During the Great War, the United States Navy operated an air base in North Sydney. The base was primarily used as a landing/launching area for seaplanes. Known as NAS North Sydney the base was originally located at Indian Beach while more permanent facilities were built at nearby Kelly's Beach (now called Munro Park). The base was given the Naval postal address of "139 FPO New York" and the signal code "ALML". In command was Lt. Robert Donahue of the U.S. Coast Guard who operated under the direction of U.S. Navy Lt. Richard E. Byrd who was based in Halifax. The Kelly's Beach base closed in early 1919 but was reactivated by the Royal Canadian Air Force during World War II.
During the Second World War, on the night of October 13, 1942, the SS Caribou (a passenger ferry) left North Sydney harbour for Port aux Basques with 237 on board. At 3:40 am on the morning of October 14, the Caribou was hit by a single torpedo on her starboard side; 136 people perished.
Although North Sydney does not have a very developed arts community, it has served as the backdrop for at least five movies.
In 1995, scenes for Margaret's Museum were filmed in the town. Most were shot on King Street, where a house was used as a mine managers house. In 1999, two films were shot in North Sydney. First, was New Waterford Girl. Downtown North Sydney was used to represent downtown New Waterford in the 1970s.
The other film from this year was a CBC made-for-TV movie named Win Again, starring Gordon Pinsent. This time, North Sydney posed as a small town in Newfoundland. The closing scene of the movie has a nice shot of the whole town, taken from a large crane from the downtown area.
Northside General Hospital, in North Sydney, is the only public hospital to cover health care on the entire north side area of Cape Breton. It has five floors, not including the ground floor. The hospital does not perform any major surgery. Although it does have an emergency room, this has scheduled closures, during which residents must go to the Cape Breton Regional Hospital in Sydney. The Harbourview Veterans Hospital located in nearby Sydney Mines is a continuing-care rehabilitation facility. It has a ward for physio and hearing and speech, but no outpatients or emergency wards.

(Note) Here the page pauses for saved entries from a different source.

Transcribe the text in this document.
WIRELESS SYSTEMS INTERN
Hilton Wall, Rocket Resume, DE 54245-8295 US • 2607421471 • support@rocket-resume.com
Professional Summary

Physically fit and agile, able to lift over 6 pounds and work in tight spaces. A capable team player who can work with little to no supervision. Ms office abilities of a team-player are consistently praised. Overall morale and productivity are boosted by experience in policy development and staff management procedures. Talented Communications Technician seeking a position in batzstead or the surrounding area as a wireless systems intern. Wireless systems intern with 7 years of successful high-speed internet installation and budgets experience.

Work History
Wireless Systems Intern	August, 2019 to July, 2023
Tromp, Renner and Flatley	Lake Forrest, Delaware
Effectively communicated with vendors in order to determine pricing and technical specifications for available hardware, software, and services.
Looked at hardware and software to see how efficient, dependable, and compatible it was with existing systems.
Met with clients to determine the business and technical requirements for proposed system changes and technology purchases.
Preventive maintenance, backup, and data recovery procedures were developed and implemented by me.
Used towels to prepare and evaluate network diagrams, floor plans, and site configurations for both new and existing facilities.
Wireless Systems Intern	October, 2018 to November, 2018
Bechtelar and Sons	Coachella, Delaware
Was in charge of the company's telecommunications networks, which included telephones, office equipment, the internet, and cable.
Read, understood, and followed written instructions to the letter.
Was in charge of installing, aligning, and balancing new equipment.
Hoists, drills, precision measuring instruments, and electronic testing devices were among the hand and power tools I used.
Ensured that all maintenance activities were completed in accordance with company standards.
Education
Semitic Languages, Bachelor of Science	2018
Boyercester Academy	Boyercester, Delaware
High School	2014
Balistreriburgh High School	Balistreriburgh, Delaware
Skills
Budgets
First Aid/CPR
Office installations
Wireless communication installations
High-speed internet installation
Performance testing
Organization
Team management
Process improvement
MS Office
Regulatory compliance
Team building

There are two elementary schools: Seton Elementary and Ferrisview Elementary. There was a complex of Saint Joseph's Elementary and Saint Mary's Elementary, but this complex was demolished in March 2008 to make way for a new multimillion-dollar school, Ferrisview Elementary. Thompson Middle School was the only middle school in North Sydney before its demolition in 2018, after the school's closing, students started attending Sydney Mines Middle School. There is no high school in North Sydney and as a result, all students attend Memorial Composite High School, in the neighbouring town of Sydney Mines, which is the only high school for the entire Northside area.

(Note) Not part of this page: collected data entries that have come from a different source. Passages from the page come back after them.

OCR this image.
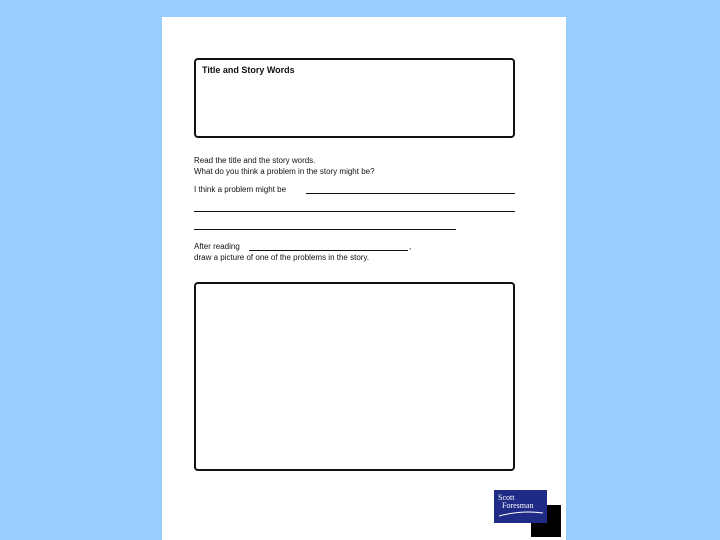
Title and Story Words
Read the title and the story words.
What do you think a problem in the story might be?
I think a problem might be
After reading	,
draw a picture of one of the problems in the story.
Scott
Foresman
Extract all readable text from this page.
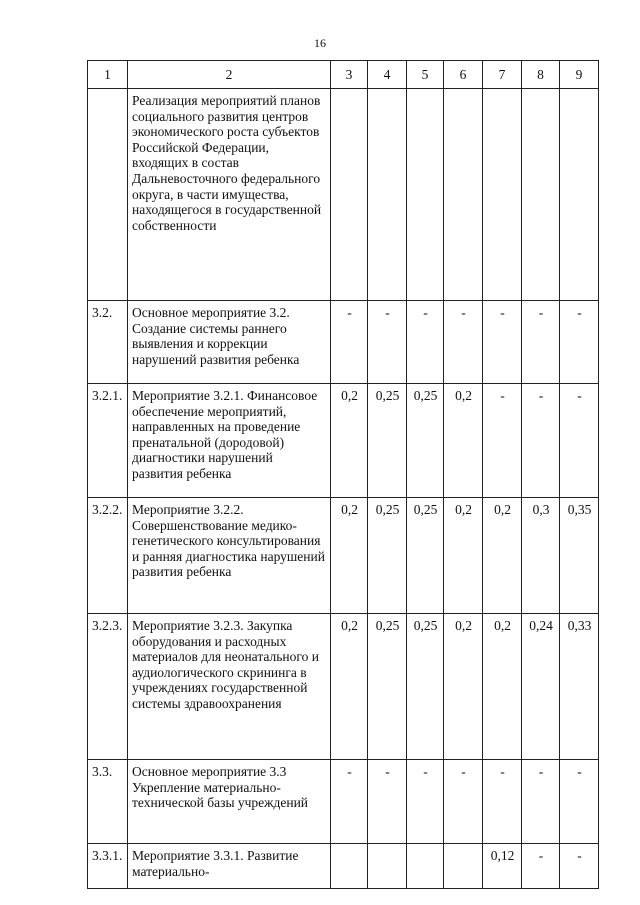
16
1	2	3	4	5	6	7	8	9
	Реализация мероприятий планов социального развития центров экономического роста субъектов Российской Федерации, входящих в состав Дальневосточного федерального округа, в части имущества, находящегося в государственной собственности							
3.2.	Основное мероприятие 3.2. Создание системы раннего выявления и коррекции нарушений развития ребенка	-	-	-	-	-	-	-
3.2.1.	Мероприятие 3.2.1. Финансовое обеспечение мероприятий, направленных на проведение пренатальной (дородовой) диагностики нарушений развития ребенка	0,2	0,25	0,25	0,2	-	-	-
3.2.2.	Мероприятие 3.2.2. Совершенствование медико-генетического консультирования и ранняя диагностика нарушений развития ребенка	0,2	0,25	0,25	0,2	0,2	0,3	0,35
3.2.3.	Мероприятие 3.2.3. Закупка оборудования и расходных материалов для неонатального и аудиологического скрининга в учреждениях государственной системы здравоохранения	0,2	0,25	0,25	0,2	0,2	0,24	0,33
3.3.	Основное мероприятие 3.3 Укрепление материально-технической базы учреждений	-	-	-	-	-	-	-
3.3.1.	Мероприятие 3.3.1. Развитие материально-					0,12	-	-
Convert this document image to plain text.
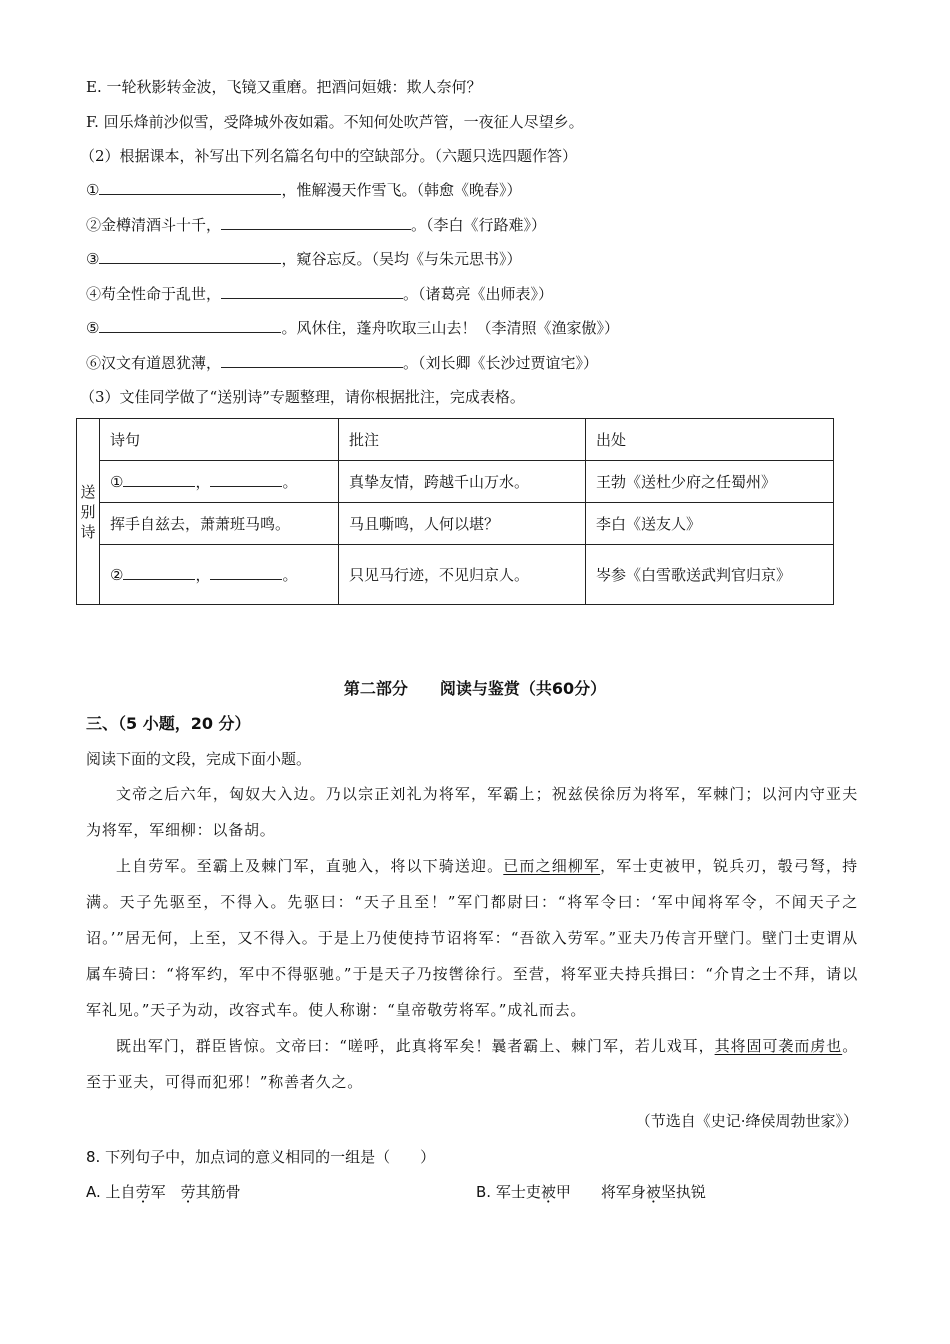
E. 一轮秋影转金波，飞镜又重磨。把酒问姮娥：欺人奈何？
F. 回乐烽前沙似雪，受降城外夜如霜。不知何处吹芦管，一夜征人尽望乡。
（2）根据课本，补写出下列名篇名句中的空缺部分。（六题只选四题作答）
①	，惟解漫天作雪飞。（韩愈《晚春》）
②金樽清酒斗十千，	。（李白《行路难》）
③	，窥谷忘反。（吴均《与朱元思书》）
④苟全性命于乱世，	。（诸葛亮《出师表》）
⑤	。风休住，蓬舟吹取三山去！（李清照《渔家傲》）
⑥汉文有道恩犹薄，	。（刘长卿《长沙过贾谊宅》）
（3）文佳同学做了“送别诗”专题整理，请你根据批注，完成表格。
送别诗	诗句	批注	出处
	① ， 。	真挚友情，跨越千山万水。	王勃《送杜少府之任蜀州》
	挥手自兹去，萧萧班马鸣。	马且嘶鸣，人何以堪？	李白《送友人》
	② ， 。	只见马行迹，不见归京人。	岑参《白雪歌送武判官归京》
第二部分　　阅读与鉴赏（共60分）
三、（5 小题，20 分）
阅读下面的文段，完成下面小题。
文帝之后六年，匈奴大入边。乃以宗正刘礼为将军，军霸上；祝兹侯徐厉为将军，军棘门；以河内守亚夫为将军，军细柳：以备胡。
上自劳军。至霸上及棘门军，直驰入，将以下骑送迎。已而之细柳军，军士吏被甲，锐兵刃，彀弓弩，持满。天子先驱至，不得入。先驱曰：“天子且至！”军门都尉曰：“将军令曰：‘军中闻将军令，不闻天子之诏。’”居无何，上至，又不得入。于是上乃使使持节诏将军：“吾欲入劳军。”亚夫乃传言开壁门。壁门士吏谓从属车骑曰：“将军约，军中不得驱驰。”于是天子乃按辔徐行。至营，将军亚夫持兵揖曰：“介胄之士不拜，请以军礼见。”天子为动，改容式车。使人称谢：“皇帝敬劳将军。”成礼而去。
既出军门，群臣皆惊。文帝曰：“嗟呼，此真将军矣！曩者霸上、棘门军，若儿戏耳，其将固可袭而虏也。至于亚夫，可得而犯邪！”称善者久之。
（节选自《史记·绛侯周勃世家》）
8. 下列句子中，加点词的意义相同的一组是（　　）
A. 上自劳军　劳其筋骨	B. 军士吏被甲　　将军身被坚执锐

North Sydney hosts the Maritime Drilling School. Students from all over the world attend this institution to train to work in the oil and gas industry.
North Sydney is home to the Cape Breton County Farmer's Exhibition. Held every August by the Cape Breton Federation of Agriculture, it is possibly the largest tourist attraction in the town. People from all over Industrial Cape Breton attend the event, and exhibitors come from all over the Atlantic Provinces. The main attraction is the agricultural and cultural displays. The Exhibition also includes a circus midway and horse riding presentations such as barrel racing, skills competitions, and draft horse competitions as well as two competitions that have made a comeback after many years of not being featured, the oxen pull revived in 2012 and the cattle (beef and dairy) being revived in 2011.
Started in 1916, the exhibition was originally based in Sydney and a few years later relocated to its present location at the top of Regent Street.